Figure S1 presents several typical laboratory and modeled DO profiles for FCR sediment. In this section, the computational procedure was applied to the modeled DO profiles to further evaluate its performance. Table 4 presents the average variations of the DBL upper and lower bound positions between the computational determined and known values for the modeled DO profiles in the three study sites. As discussed in the Assessment section, the computational procedure determines the upper and lower DBL bounds successfully. The average difference in FCR is the least among the three study sites, supporting that the laboratory condition is better controlled than in situ. Another interesting point is that the DBL upper bounds are determined with zero difference from the known values. This finding supports using all the data points between two preliminary bounds for a linear regression for the purpose of obtaining the DO gradient in DBL, rather than adopting several data points near the SWI as existing studies usually do.

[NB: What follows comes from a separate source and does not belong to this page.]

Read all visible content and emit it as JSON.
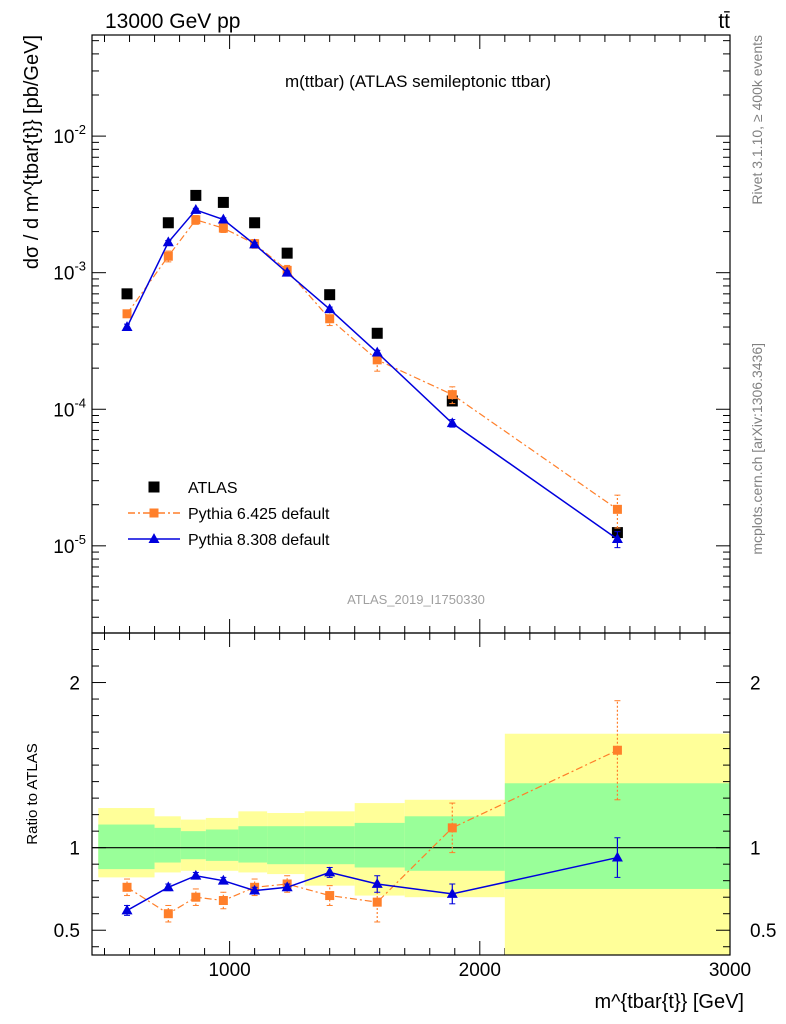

Table 4 Variations of the diffusive boundary layer upper and lower bound positions between the computational and known values for the modeled profiles, with one standard deviation

4 Conclusions

Current \({J}_{{O}_{2}}\) predictions in stratified water bodies are empirical rather than mechanistic. Determining the DBL is essential for sediment and DBL modeling studies to predict \({J}_{{O}_{2}}\) in a mechanistic way. However, both the upper and lower bounds of the DBL can be ambiguous especially for permeable sediments and at high turbulence. In this study, a computational procedure is introduced to determine the SWI and the DBL objectively and automatically. More than 300 DO profiles obtained in laboratory and in situ from three study sites with different aeration/oxygenation rates are examined. With a microprofiler, the laboratory experiment was able to replicate the DBL similar to field conditions. The proposed computational procedure can characterize the DBL well for sediment DO profiles in all three study sites under various turbulence-inducing oxygenation conditions and modeled DO profiles. This procedure can save time and improve consistency in determining DBL in future sediment/DBL modeling studies.